Since the US Supreme Court’s ruling to legalise same-sex marriage in June this year, more than 96,000 same-sex couples have tied-the-knot according to an analysis released today by the Williams Institute at UCLA School of Law.
Data shows that in the first half of 2015, same-sex couples represented just 6% of all marriages in the United States, from July to October, after same-sex marriage was legalised across all 50 states, the number of same-sex couples getting married rose to 11% of all marriages.
Gary J. Gates, Blachford-Cooper Distinguished Scholar and Research Director at Williams Institute says that the data clearly shows a growing trend of same-sex marriages and that the majority of same-sex couples in the United States support the idea of marriage and will get married.

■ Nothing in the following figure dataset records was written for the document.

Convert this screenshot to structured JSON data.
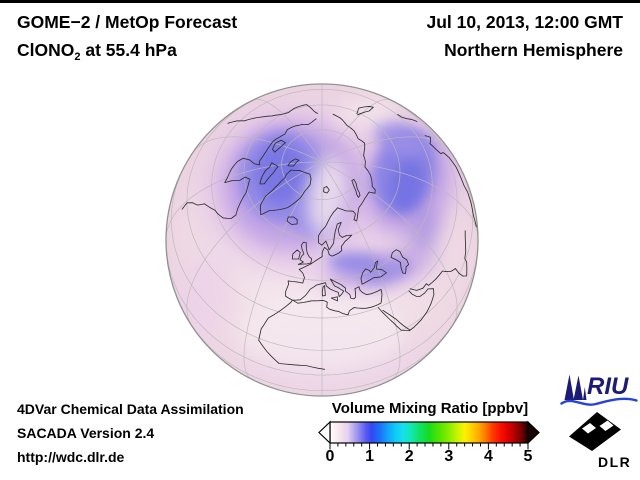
{
  "header": {
    "forecast_title": "GOME−2 / MetOp Forecast",
    "species_prefix": "ClONO",
    "species_subscript": "2",
    "species_suffix": " at 55.4 hPa",
    "datetime": "Jul 10, 2013, 12:00 GMT",
    "hemisphere": "Northern Hemisphere"
  },
  "footer": {
    "line1": "4DVar Chemical Data Assimilation",
    "line2": "SACADA Version 2.4",
    "line3": "http://wdc.dlr.de"
  },
  "colorbar": {
    "title": "Volume Mixing Ratio [ppbv]",
    "min": 0,
    "max": 5,
    "tick_labels": [
      "0",
      "1",
      "2",
      "3",
      "4",
      "5"
    ],
    "minor_ticks_per_interval": 4,
    "left_arrow_color": "#ffffff",
    "right_arrow_color": "#1c0000",
    "stops": [
      {
        "at": 0.0,
        "c": "#ffffff"
      },
      {
        "at": 0.05,
        "c": "#f6e4ec"
      },
      {
        "at": 0.09,
        "c": "#e4d0f0"
      },
      {
        "at": 0.12,
        "c": "#b9a8f0"
      },
      {
        "at": 0.15,
        "c": "#8887ef"
      },
      {
        "at": 0.18,
        "c": "#5a5cf2"
      },
      {
        "at": 0.21,
        "c": "#3347f2"
      },
      {
        "at": 0.25,
        "c": "#1e6ff8"
      },
      {
        "at": 0.29,
        "c": "#12a1fb"
      },
      {
        "at": 0.33,
        "c": "#0fc9f8"
      },
      {
        "at": 0.37,
        "c": "#17e0e9"
      },
      {
        "at": 0.41,
        "c": "#12e7b2"
      },
      {
        "at": 0.45,
        "c": "#10e268"
      },
      {
        "at": 0.5,
        "c": "#17dc1f"
      },
      {
        "at": 0.55,
        "c": "#4fe400"
      },
      {
        "at": 0.6,
        "c": "#8aec00"
      },
      {
        "at": 0.64,
        "c": "#c4f400"
      },
      {
        "at": 0.68,
        "c": "#fdf100"
      },
      {
        "at": 0.71,
        "c": "#ffd800"
      },
      {
        "at": 0.75,
        "c": "#ffab00"
      },
      {
        "at": 0.79,
        "c": "#ff7100"
      },
      {
        "at": 0.82,
        "c": "#ff3c00"
      },
      {
        "at": 0.86,
        "c": "#fb1000"
      },
      {
        "at": 0.9,
        "c": "#dd0000"
      },
      {
        "at": 0.93,
        "c": "#b20000"
      },
      {
        "at": 0.97,
        "c": "#6e0000"
      },
      {
        "at": 1.0,
        "c": "#1c0000"
      }
    ]
  },
  "logos": {
    "riu": {
      "text": "RIU",
      "color": "#1b1a74",
      "wave_color": "#2642d8"
    },
    "dlr": {
      "text": "DLR",
      "color": "#000000"
    }
  },
  "globe": {
    "projection": "orthographic",
    "view_center": "~60°N, ~8°E",
    "graticule_meridian_step_deg": 30,
    "graticule_parallel_step_deg": 15,
    "background_color": "#f3e3ea",
    "coastline_color": "#2e2e2e",
    "graticule_color": "#bdb6bd"
  },
  "chart_data": {
    "type": "heatmap",
    "title": "GOME−2 / MetOp Forecast — ClONO2 at 55.4 hPa",
    "datetime": "Jul 10, 2013, 12:00 GMT",
    "region": "Northern Hemisphere",
    "variable": "ClONO2 volume mixing ratio",
    "pressure_level_hPa": 55.4,
    "units": "ppbv",
    "colorbar_label": "Volume Mixing Ratio [ppbv]",
    "scale_range": [
      0,
      5
    ],
    "scale_ticks": [
      0,
      1,
      2,
      3,
      4,
      5
    ],
    "field_summary": [
      {
        "region": "Canadian Arctic / Baffin Bay / west Greenland",
        "approx_vmr_ppbv": 1.0
      },
      {
        "region": "Central Siberia arc (north-east quadrant)",
        "approx_vmr_ppbv": 1.0
      },
      {
        "region": "Band from British Isles over Baltic toward western Russia",
        "approx_vmr_ppbv": 0.7
      },
      {
        "region": "Lane near the pole and top limb",
        "approx_vmr_ppbv": 0.3
      },
      {
        "region": "Mid-latitude / subtropical background",
        "approx_vmr_ppbv": 0.2
      }
    ]
  }
}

“That means more American children can benefit from the stability and economic security that marriage can provide,” Gates said.

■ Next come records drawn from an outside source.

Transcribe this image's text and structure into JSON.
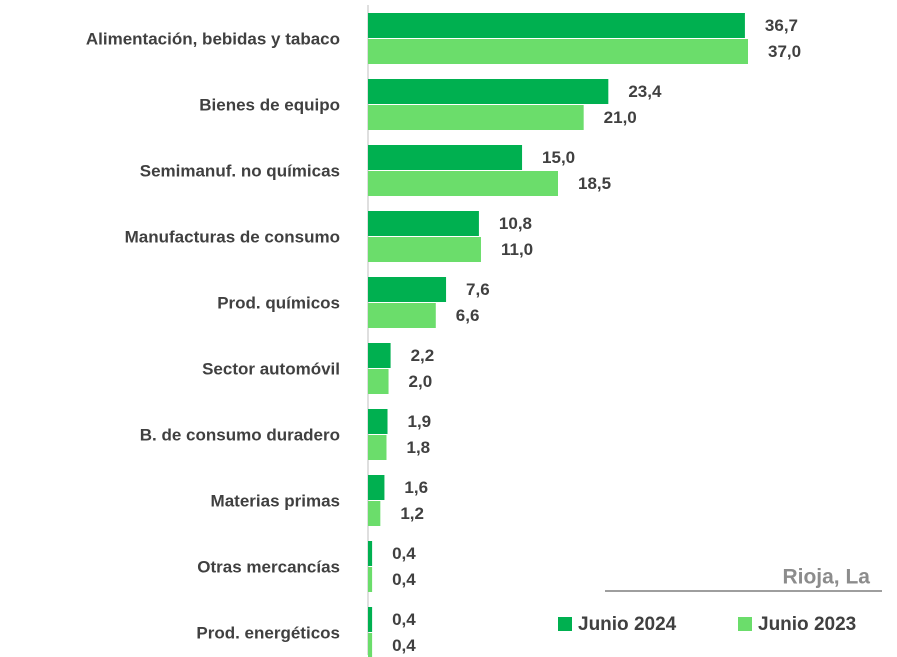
{
  "chart_data": {
    "type": "bar",
    "orientation": "horizontal",
    "annotation": "Rioja, La",
    "categories": [
      "Alimentación, bebidas y tabaco",
      "Bienes de equipo",
      "Semimanuf. no químicas",
      "Manufacturas de consumo",
      "Prod. químicos",
      "Sector automóvil",
      "B. de consumo duradero",
      "Materias primas",
      "Otras mercancías",
      "Prod. energéticos"
    ],
    "series": [
      {
        "name": "Junio 2024",
        "color": "#00b050",
        "values": [
          36.7,
          23.4,
          15.0,
          10.8,
          7.6,
          2.2,
          1.9,
          1.6,
          0.4,
          0.4
        ],
        "value_labels": [
          "36,7",
          "23,4",
          "15,0",
          "10,8",
          "7,6",
          "2,2",
          "1,9",
          "1,6",
          "0,4",
          "0,4"
        ]
      },
      {
        "name": "Junio 2023",
        "color": "#6bdd6b",
        "values": [
          37.0,
          21.0,
          18.5,
          11.0,
          6.6,
          2.0,
          1.8,
          1.2,
          0.4,
          0.4
        ],
        "value_labels": [
          "37,0",
          "21,0",
          "18,5",
          "11,0",
          "6,6",
          "2,0",
          "1,8",
          "1,2",
          "0,4",
          "0,4"
        ]
      }
    ],
    "legend": "bottom-right"
  }
}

“It also means that it will be easier for more families to adopt some of the country’s most vulnerable children and provide stable and loving homes.”
The data from the analysis shows that in 2013, when the High Court removed the Defense of Marriage Act, an estimated 21 percent of all same-sex couples (230,000 couples) decided to get married.
So far it is estimated that as of October 2015, 486,000 same-sex couples are married, a number which represents an estimated 45 percent of all same-sex couples within the United States.